Question

The working of a common balance and physical balance is used on the basis of "Principle of moments". A meter scale of uniform density is being balanced at the centre. If a mass of $2kg$ is suspended at an edge of the scale, then what should be suspended on other side at ${{\dfrac{1}{4}}^{th}}$ length of the scale to maintain the horizontal position of the scale?
$\begin{align}
  & A.400kg \\
 & B.40kg \\
 & C.4kg \\
 & D.2kg \\
\end{align}$

Answer 1

Hint: A beam balance is working on basis of the principle of moments according to which in the equilibrium, the anti-clockwise moment because of the weight of an object on left pan of the beam is similar to the clockwise moment because of to the standard weights on the right pan of the beam.

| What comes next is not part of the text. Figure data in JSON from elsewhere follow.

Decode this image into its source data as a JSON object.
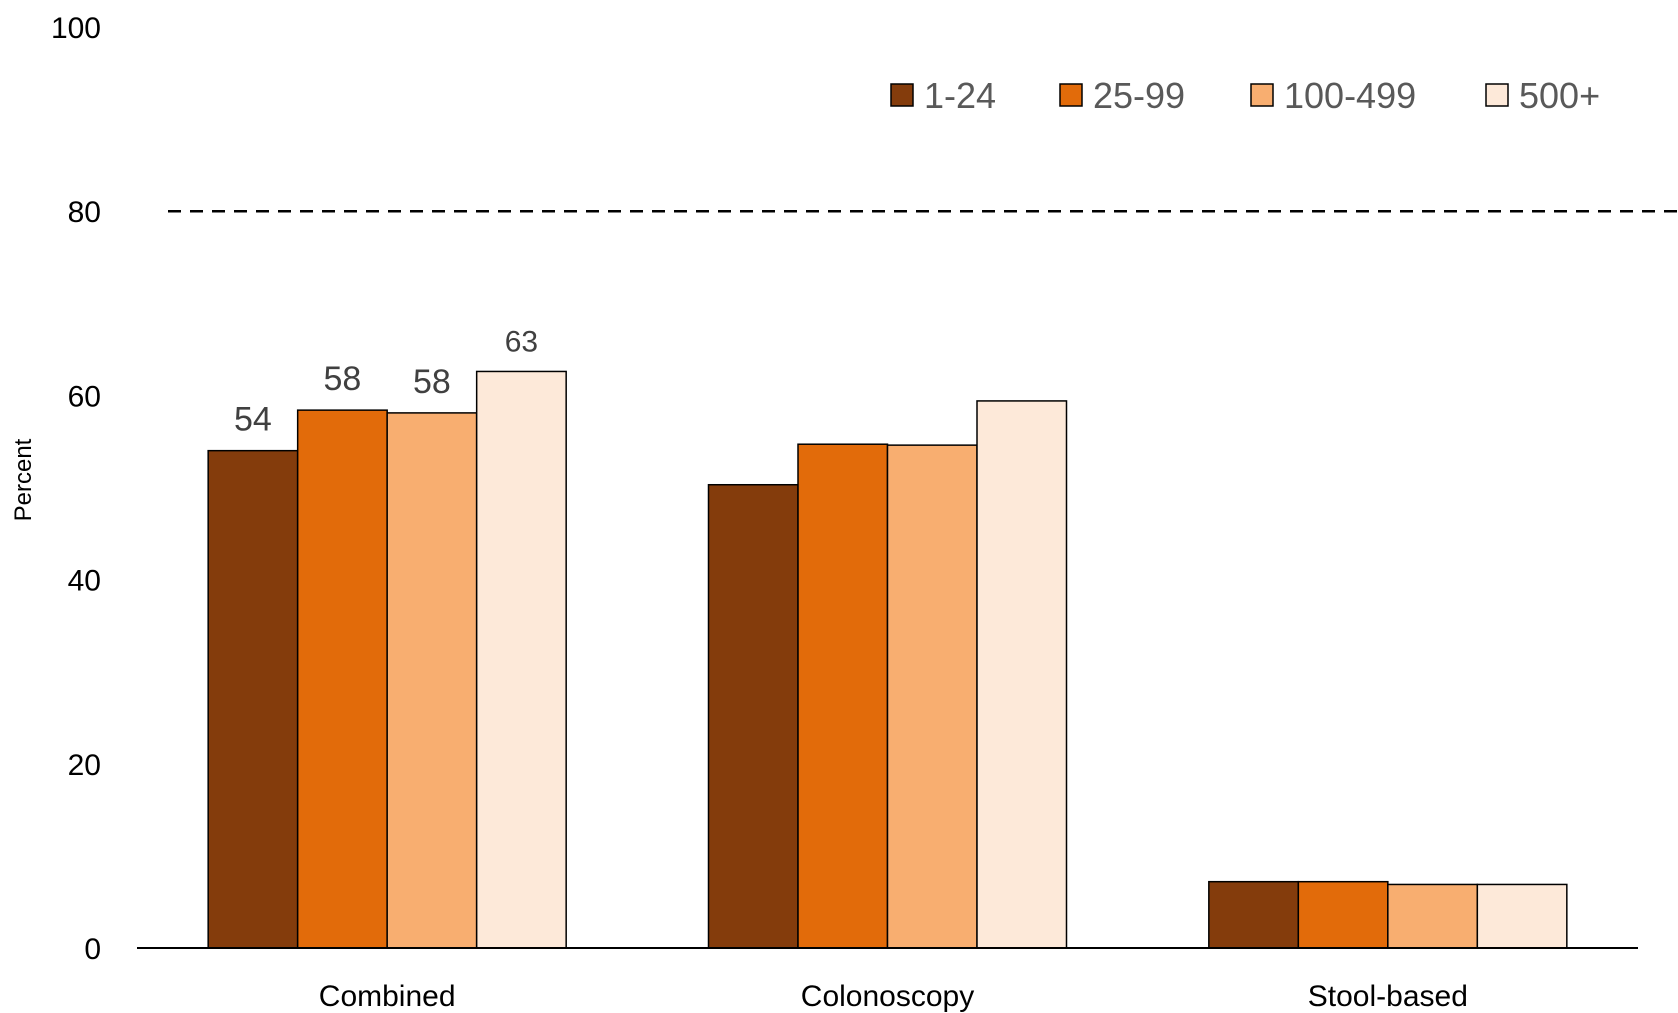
{
  "chart_data": {
    "type": "bar",
    "title": "",
    "xlabel": "",
    "ylabel": "Percent",
    "ylim": [
      0,
      100
    ],
    "y_ticks": [
      "0",
      "20",
      "40",
      "60",
      "80",
      "100"
    ],
    "grid": false,
    "reference_line": {
      "value": 80,
      "style": "dashed"
    },
    "legend_position": "top-right",
    "categories": [
      "Combined",
      "Colonoscopy",
      "Stool-based"
    ],
    "series": [
      {
        "name": "1-24",
        "color": "#843C0C",
        "values": [
          54,
          50.3,
          7.2
        ],
        "labels": [
          "54",
          "",
          ""
        ]
      },
      {
        "name": "25-99",
        "color": "#E26B0A",
        "values": [
          58.4,
          54.7,
          7.2
        ],
        "labels": [
          "58",
          "",
          ""
        ]
      },
      {
        "name": "100-499",
        "color": "#F8AE70",
        "values": [
          58.1,
          54.6,
          6.9
        ],
        "labels": [
          "58",
          "",
          ""
        ]
      },
      {
        "name": "500+",
        "color": "#FDE9D9",
        "values": [
          62.6,
          59.4,
          6.9
        ],
        "labels": [
          "63",
          "",
          ""
        ]
      }
    ]
  }
}
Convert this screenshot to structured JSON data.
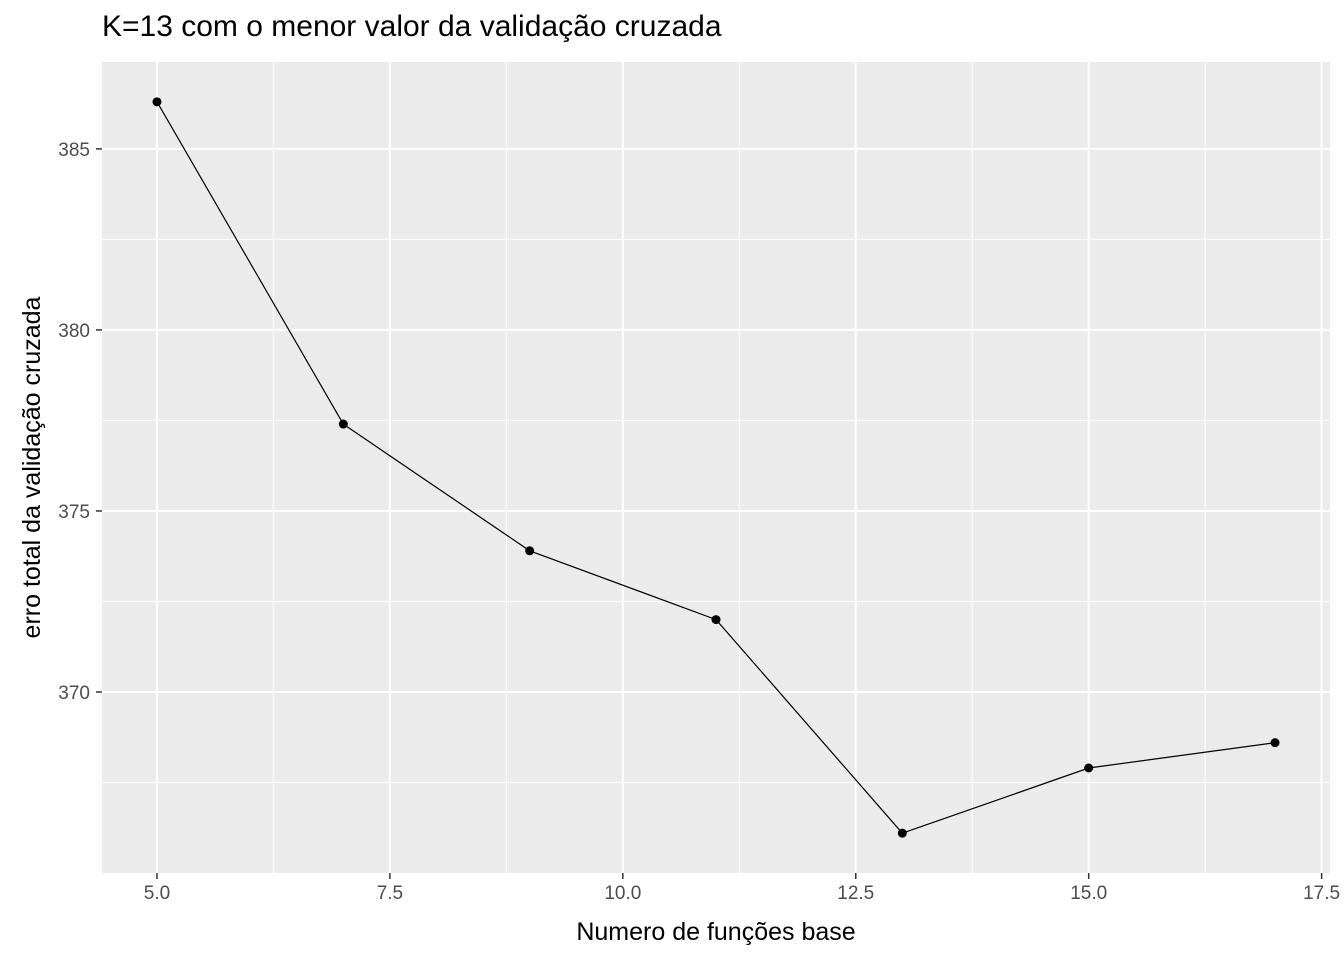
{
  "chart_data": {
    "type": "line",
    "title": "K=13 com o menor valor da validação cruzada",
    "xlabel": "Numero de funções base",
    "ylabel": "erro total da validação cruzada",
    "x": [
      5,
      7,
      9,
      11,
      13,
      15,
      17
    ],
    "y": [
      386.3,
      377.4,
      373.9,
      372.0,
      366.1,
      367.9,
      368.6
    ],
    "xlim": [
      4.41,
      17.59
    ],
    "ylim": [
      365.0,
      387.4
    ],
    "xticks": [
      5.0,
      7.5,
      10.0,
      12.5,
      15.0,
      17.5
    ],
    "xtick_labels": [
      "5.0",
      "7.5",
      "10.0",
      "12.5",
      "15.0",
      "17.5"
    ],
    "yticks": [
      370,
      375,
      380,
      385
    ],
    "ytick_labels": [
      "370",
      "375",
      "380",
      "385"
    ],
    "grid": true,
    "legend": "none",
    "colors": {
      "panel": "#ebebeb",
      "grid": "#ffffff",
      "line": "#000000",
      "point": "#000000"
    }
  }
}
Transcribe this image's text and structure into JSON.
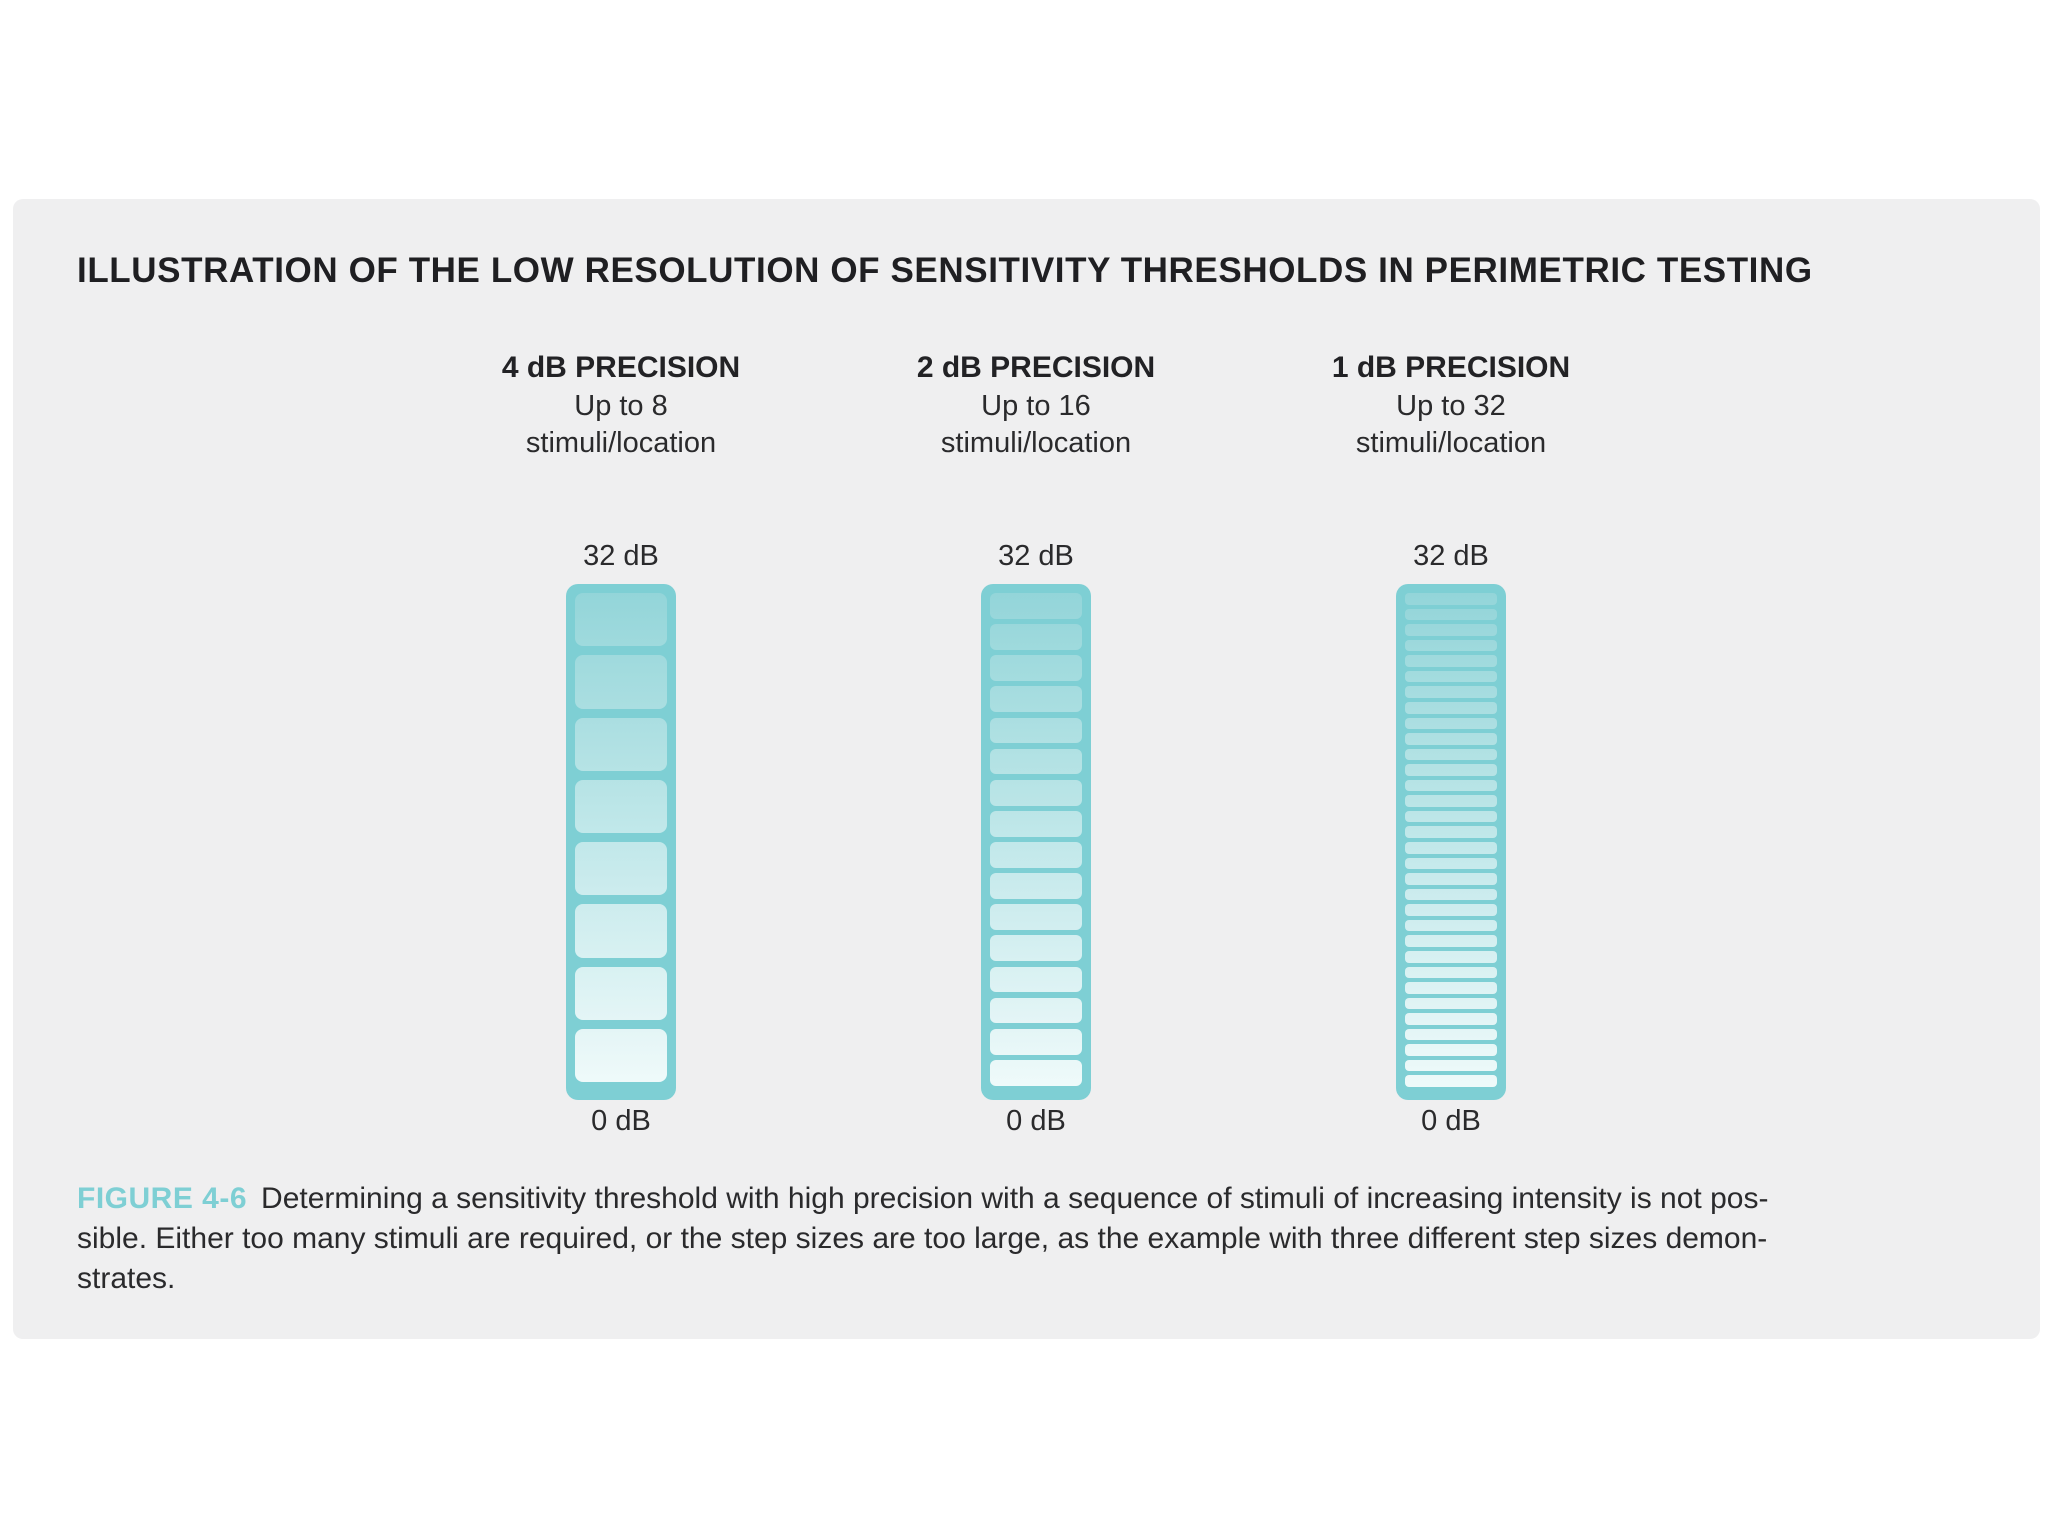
{
  "title": "ILLUSTRATION OF THE LOW RESOLUTION OF SENSITIVITY THRESHOLDS IN PERIMETRIC TESTING",
  "columns": [
    {
      "heading": "4 dB PRECISION",
      "sub_line1": "Up to 8",
      "sub_line2": "stimuli/location",
      "top_label": "32 dB",
      "bottom_label": "0 dB",
      "steps": 8
    },
    {
      "heading": "2 dB PRECISION",
      "sub_line1": "Up to 16",
      "sub_line2": "stimuli/location",
      "top_label": "32 dB",
      "bottom_label": "0 dB",
      "steps": 16
    },
    {
      "heading": "1 dB PRECISION",
      "sub_line1": "Up to 32",
      "sub_line2": "stimuli/location",
      "top_label": "32 dB",
      "bottom_label": "0 dB",
      "steps": 32
    }
  ],
  "caption": {
    "label": "FIGURE 4-6",
    "line1": "Determining a sensitivity threshold with high precision with a sequence of stimuli of increasing intensity is not pos-",
    "line2": "sible. Either too many stimuli are required, or the step sizes are too large, as the example with three different step sizes demon-",
    "line3": "strates."
  },
  "colors": {
    "accent": "#7ecfd4",
    "step_dark": "#93d5d9",
    "step_light": "#effafa",
    "panel": "#efeff0"
  }
}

Complete step by step answer:
First of all let us discuss the principle of moments at first. The principle of moments states that if in equilibrium the total sum of the anti-clockwise moment is equivalent to the total sum of the clockwise moment.
The equation of the principle of moment is given as,
${{F}_{1}}\times {{L}_{1}}={{F}_{2}}\times {{L}_{2}}$
In which the force is given as the gravitational force,
Therefore,
${{w}_{1}}\times {{L}_{1}}={{w}_{2}}\times {{L}_{2}}$
That is,

${{m}_{1}}\times g\times {{L}_{1}}={{m}_{2}}\times g\times {{L}_{2}}$
Simplifying,
${{m}_{1}}\times {{L}_{1}}={{m}_{2}}\times {{L}_{2}}$
Here $m$ is the mass and $L$is the length of the scale in which equilibrium is attained.
${{L}_{1}}=\dfrac{1}{2}$
Substituting the values will give,
$\begin{align}
  & 2\times \dfrac{1}{2}={{m}_{2}}\times \dfrac{1}{4} \\
 & {{m}_{2}}=4kg \\
\end{align}$

So, the correct answer is “Option C”.

Note:
When a system is in stability or balance, then it is said to be in equilibrium as all the forces experiencing on the system cancel each other out. Common balance is defined as the balance which is having each arm as suspended. The unknown mass is kept in one arm and the known mass in another until they both become equivalent. Therefore this balance is working on the principle of moment of weights. When the weights are being balanced, equilibrium is attained.